First off, it’s not as if they just kept Kucherov in a dark room hoping no one would see him all year. He had hip surgery, which isn’t exactly easy for a hockey player to deal with. Even if Kucherov could have muscled through the season on a bum hip and been a shell of himself, opting for surgery wasn’t just some vacation.
Which goes along with the idea that Kucherov has some sort of advantage in not playing all year and then getting to be fresh for the playoffs while everyone else is dealing with the physical and mental effects of his pandemic season. Kucherov is leading the playoffs in points…which he also did last year. And he won an MVP the year before that. It’s likely that he’s just that good. And coming in off the street and dropping into playoff-paced games and not just keeping up but being the most noticeable player on the ice at times takes more than a smile. It should be more a testament to his talents than some indictment of joining a race halfway through or something.
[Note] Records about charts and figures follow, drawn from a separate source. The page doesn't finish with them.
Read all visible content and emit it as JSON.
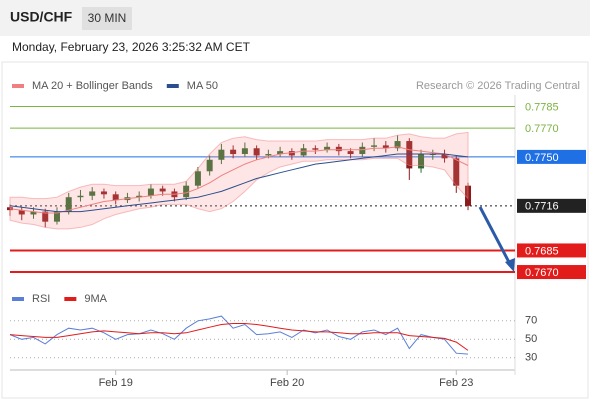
{
  "header": {
    "symbol": "USD/CHF",
    "timeframe": "30 MIN",
    "datetime": "Monday, February 23, 2026 3:25:32 AM CET"
  },
  "chart_data": {
    "type": "candlestick",
    "legend": [
      {
        "name": "MA 20 + Bollinger Bands",
        "color": "#f08080"
      },
      {
        "name": "MA 50",
        "color": "#2b4f8e"
      }
    ],
    "credit": "Research © 2026 Trading Central",
    "x": [
      0,
      1,
      2,
      3,
      4,
      5,
      6,
      7,
      8,
      9,
      10,
      11,
      12,
      13,
      14,
      15,
      16,
      17,
      18,
      19,
      20,
      21,
      22,
      23,
      24,
      25,
      26,
      27,
      28,
      29,
      30,
      31,
      32,
      33,
      34,
      35,
      36,
      37,
      38,
      39
    ],
    "xlim": [
      0,
      43
    ],
    "xticks": [
      {
        "value": 9,
        "label": "Feb 19"
      },
      {
        "value": 23.6,
        "label": "Feb 20"
      },
      {
        "value": 38,
        "label": "Feb 23"
      }
    ],
    "ylim": [
      0.7661,
      0.7793
    ],
    "up_color": "#2e6b2e",
    "down_color": "#8b1a1a",
    "candles": [
      [
        0.7715,
        0.7717,
        0.7709,
        0.7713
      ],
      [
        0.7713,
        0.7715,
        0.7706,
        0.771
      ],
      [
        0.771,
        0.7715,
        0.7707,
        0.7712
      ],
      [
        0.7712,
        0.7714,
        0.7701,
        0.7705
      ],
      [
        0.7705,
        0.7715,
        0.7703,
        0.7712
      ],
      [
        0.7712,
        0.7725,
        0.771,
        0.7722
      ],
      [
        0.7722,
        0.7727,
        0.7719,
        0.7723
      ],
      [
        0.7723,
        0.7729,
        0.772,
        0.7726
      ],
      [
        0.7726,
        0.7728,
        0.7721,
        0.7724
      ],
      [
        0.7724,
        0.7726,
        0.7717,
        0.772
      ],
      [
        0.772,
        0.7725,
        0.7718,
        0.7722
      ],
      [
        0.7722,
        0.7726,
        0.7719,
        0.7723
      ],
      [
        0.7723,
        0.7731,
        0.7721,
        0.7728
      ],
      [
        0.7728,
        0.773,
        0.7723,
        0.7726
      ],
      [
        0.7726,
        0.7728,
        0.7719,
        0.7722
      ],
      [
        0.7722,
        0.7733,
        0.772,
        0.773
      ],
      [
        0.773,
        0.7743,
        0.7728,
        0.774
      ],
      [
        0.774,
        0.7751,
        0.7737,
        0.7748
      ],
      [
        0.7748,
        0.7759,
        0.7745,
        0.7755
      ],
      [
        0.7755,
        0.7758,
        0.7749,
        0.7752
      ],
      [
        0.7752,
        0.776,
        0.775,
        0.7756
      ],
      [
        0.7756,
        0.7758,
        0.7748,
        0.7751
      ],
      [
        0.7751,
        0.7755,
        0.7749,
        0.7752
      ],
      [
        0.7752,
        0.7757,
        0.775,
        0.7754
      ],
      [
        0.7754,
        0.7756,
        0.7748,
        0.7751
      ],
      [
        0.7751,
        0.7759,
        0.775,
        0.7756
      ],
      [
        0.7756,
        0.7758,
        0.7752,
        0.7755
      ],
      [
        0.7755,
        0.776,
        0.7753,
        0.7757
      ],
      [
        0.7757,
        0.7759,
        0.7751,
        0.7754
      ],
      [
        0.7754,
        0.7756,
        0.7749,
        0.7752
      ],
      [
        0.7752,
        0.776,
        0.775,
        0.7757
      ],
      [
        0.7757,
        0.7763,
        0.7754,
        0.7758
      ],
      [
        0.7758,
        0.7761,
        0.7753,
        0.7756
      ],
      [
        0.7756,
        0.7765,
        0.7754,
        0.7761
      ],
      [
        0.7761,
        0.7763,
        0.7734,
        0.7742
      ],
      [
        0.7742,
        0.7755,
        0.7739,
        0.7752
      ],
      [
        0.7752,
        0.7755,
        0.7748,
        0.7752
      ],
      [
        0.7752,
        0.7755,
        0.7746,
        0.7749
      ],
      [
        0.7749,
        0.7751,
        0.7725,
        0.773
      ],
      [
        0.773,
        0.7732,
        0.7713,
        0.7716
      ]
    ],
    "ma20": [
      0.7714,
      0.7713,
      0.7712,
      0.7711,
      0.7711,
      0.7713,
      0.7715,
      0.7717,
      0.7719,
      0.772,
      0.7721,
      0.7722,
      0.7723,
      0.7724,
      0.7724,
      0.7725,
      0.7728,
      0.7732,
      0.7737,
      0.7741,
      0.7745,
      0.7748,
      0.775,
      0.7752,
      0.7753,
      0.7754,
      0.7754,
      0.7755,
      0.7755,
      0.7755,
      0.7755,
      0.7756,
      0.7756,
      0.7757,
      0.7755,
      0.7754,
      0.7753,
      0.7752,
      0.7748,
      0.7744
    ],
    "bollinger_upper": [
      0.7722,
      0.7722,
      0.7721,
      0.7721,
      0.7722,
      0.7726,
      0.7729,
      0.7731,
      0.7731,
      0.773,
      0.773,
      0.773,
      0.7731,
      0.7731,
      0.7731,
      0.7733,
      0.7742,
      0.7752,
      0.776,
      0.7763,
      0.7764,
      0.7762,
      0.7761,
      0.7761,
      0.7761,
      0.7761,
      0.7761,
      0.7762,
      0.7762,
      0.7762,
      0.7762,
      0.7763,
      0.7763,
      0.7765,
      0.7766,
      0.7764,
      0.7763,
      0.7763,
      0.7766,
      0.7767
    ],
    "bollinger_lower": [
      0.7706,
      0.7704,
      0.7703,
      0.7701,
      0.77,
      0.77,
      0.7701,
      0.7703,
      0.7707,
      0.771,
      0.7712,
      0.7714,
      0.7715,
      0.7717,
      0.7717,
      0.7717,
      0.7714,
      0.7712,
      0.7714,
      0.7719,
      0.7726,
      0.7734,
      0.7739,
      0.7743,
      0.7745,
      0.7747,
      0.7747,
      0.7748,
      0.7748,
      0.7748,
      0.7748,
      0.7749,
      0.7749,
      0.7749,
      0.7744,
      0.7744,
      0.7743,
      0.7741,
      0.773,
      0.7721
    ],
    "ma50": [
      0.7716,
      0.7715,
      0.7714,
      0.7713,
      0.7712,
      0.7712,
      0.7712,
      0.7713,
      0.7714,
      0.7715,
      0.7716,
      0.7717,
      0.7718,
      0.7719,
      0.772,
      0.7721,
      0.7722,
      0.7724,
      0.7726,
      0.7729,
      0.7732,
      0.7735,
      0.7737,
      0.7739,
      0.7741,
      0.7743,
      0.7745,
      0.7746,
      0.7747,
      0.7748,
      0.7749,
      0.775,
      0.7751,
      0.7752,
      0.7752,
      0.7752,
      0.7752,
      0.7752,
      0.7751,
      0.775
    ],
    "levels": [
      {
        "value": 0.7785,
        "label": "0.7785",
        "color": "#7cb342",
        "style": "text"
      },
      {
        "value": 0.777,
        "label": "0.7770",
        "color": "#7cb342",
        "style": "text"
      },
      {
        "value": 0.775,
        "label": "0.7750",
        "color": "#1f6fe5",
        "style": "box"
      },
      {
        "value": 0.7716,
        "label": "0.7716",
        "color": "#222222",
        "style": "dotted"
      },
      {
        "value": 0.7685,
        "label": "0.7685",
        "color": "#e21b1b",
        "style": "box"
      },
      {
        "value": 0.767,
        "label": "0.7670",
        "color": "#e21b1b",
        "style": "box"
      }
    ],
    "rsi": {
      "ylim": [
        19,
        87
      ],
      "yticks": [
        70,
        50,
        30
      ],
      "series": [
        {
          "name": "RSI",
          "color": "#5b7fd6",
          "values": [
            55,
            50,
            52,
            45,
            55,
            62,
            60,
            62,
            57,
            50,
            55,
            56,
            60,
            56,
            50,
            62,
            70,
            72,
            75,
            62,
            66,
            55,
            56,
            58,
            52,
            60,
            57,
            60,
            53,
            50,
            58,
            60,
            55,
            62,
            40,
            55,
            52,
            50,
            35,
            34
          ]
        },
        {
          "name": "9MA",
          "color": "#e21b1b",
          "values": [
            55,
            54,
            53,
            52,
            52,
            54,
            56,
            58,
            59,
            58,
            57,
            56,
            57,
            57,
            56,
            57,
            60,
            63,
            66,
            67,
            67,
            66,
            64,
            62,
            60,
            59,
            58,
            58,
            57,
            56,
            56,
            57,
            57,
            57,
            54,
            53,
            52,
            51,
            47,
            38
          ]
        }
      ]
    }
  }
}
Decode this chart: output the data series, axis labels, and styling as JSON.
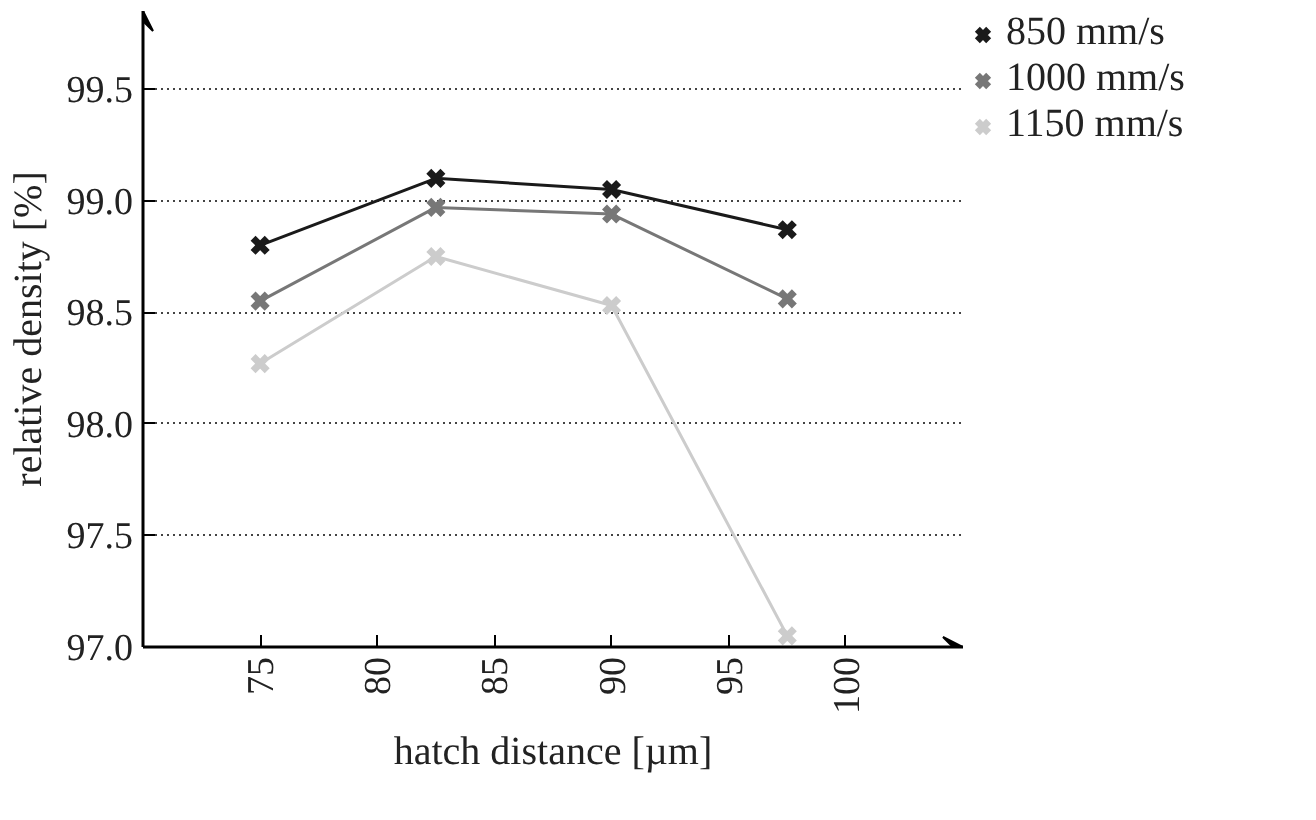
{
  "chart_data": {
    "type": "line",
    "xlabel": "hatch distance [µm]",
    "ylabel": "relative density [%]",
    "x": [
      75,
      82.5,
      90,
      97.5
    ],
    "series": [
      {
        "name": "850 mm/s",
        "color": "#1a1a1a",
        "values": [
          98.8,
          99.1,
          99.05,
          98.87
        ]
      },
      {
        "name": "1000 mm/s",
        "color": "#777777",
        "values": [
          98.55,
          98.97,
          98.94,
          98.56
        ]
      },
      {
        "name": "1150 mm/s",
        "color": "#cccccc",
        "values": [
          98.27,
          98.75,
          98.53,
          97.05
        ]
      }
    ],
    "xlim": [
      70,
      105
    ],
    "ylim": [
      97.0,
      99.85
    ],
    "xticks": [
      75,
      80,
      85,
      90,
      95,
      100
    ],
    "yticks": [
      {
        "value": 97.0,
        "label": "97.0"
      },
      {
        "value": 97.5,
        "label": "97.5"
      },
      {
        "value": 98.0,
        "label": "98.0"
      },
      {
        "value": 98.5,
        "label": "98.5"
      },
      {
        "value": 99.0,
        "label": "99.0"
      },
      {
        "value": 99.5,
        "label": "99.5"
      }
    ],
    "grid": "y",
    "legend": "right",
    "marker": "cross",
    "line_style": "solid"
  }
}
What the Lightning did isn’t new. The Hawks in 2015 used a broken collarbone for Patrick Kane, then the leading contender for MVP, as a means to go over the cap and acquire Antoine Vermette and Kimmo Timonen (one of these worked out much better than the other) on their way to a third Cup in six years. Teams have been gaming the Long-Term Injury Reserve portion of the salary cap forever. The Lightning just did it better, because they have better players.
What the conversation should be about is just how impressive it is that the Lightning can be without an MVP-level player, and still cruise to a playoff spot in a division that had two other Cup-worthy teams without really having to get out of second gear. Name another team that could do it. Take Sasha Barkov off the Panthers and they might not have scrapped for a playoff spot at all. The Knights have that kind of depth, and they spent a good portion of the season using 15 skaters in games to stay under the cap. That’s no less gaming the system than what the Lightning did, but you’ll hear less bitching about that because it’s seen as a hardship. Also probably didn’t help them keep their levels against the Canadiens in the third round, did it? Is the Lightning going without an MVP for a whole season any less of an obstacle?
The Lightning are here because they draft or sign undrafted players better than anyone. Ten of the skaters who will claim the Cup some time this week were drafted or signed out of college/juniors by the Lightning, including their entire top line. Or they fleece teams in trades, a fact Canadiens fans are getting a first-hand account of this series watching Mikhail Sergachev. Or they somehow rehab veterans from other teams. Ryan McDonagh looked absolutely finished in New York. David Savard was a glorified oaf in Columbus. I personally cursed the name of Jan Rutta in Chicago to the point of asphyxiation. Blake Coleman was a useful, if unspectacular, middle-six winger in New Jersey. He then has a career year with Tampa, because of course he does.
Oh, and if Kucherov’s injury absence had stretched into the playoffs it wouldn’t have affected Andrei Vasilevskiy’s .938 save percentage much.
No, this is all a testament to how the Lightning are just run better at every level than every other team. Everyone will get their pound of flesh eventually. The NHL salary cap comes for all, and this summer the Lightning will probably have to lose Tyler Johnson, or Yanni Gourde, or Sergachev, or some combination thereof. But most teams that get cap crunched don’t have two parades in the bag when they do.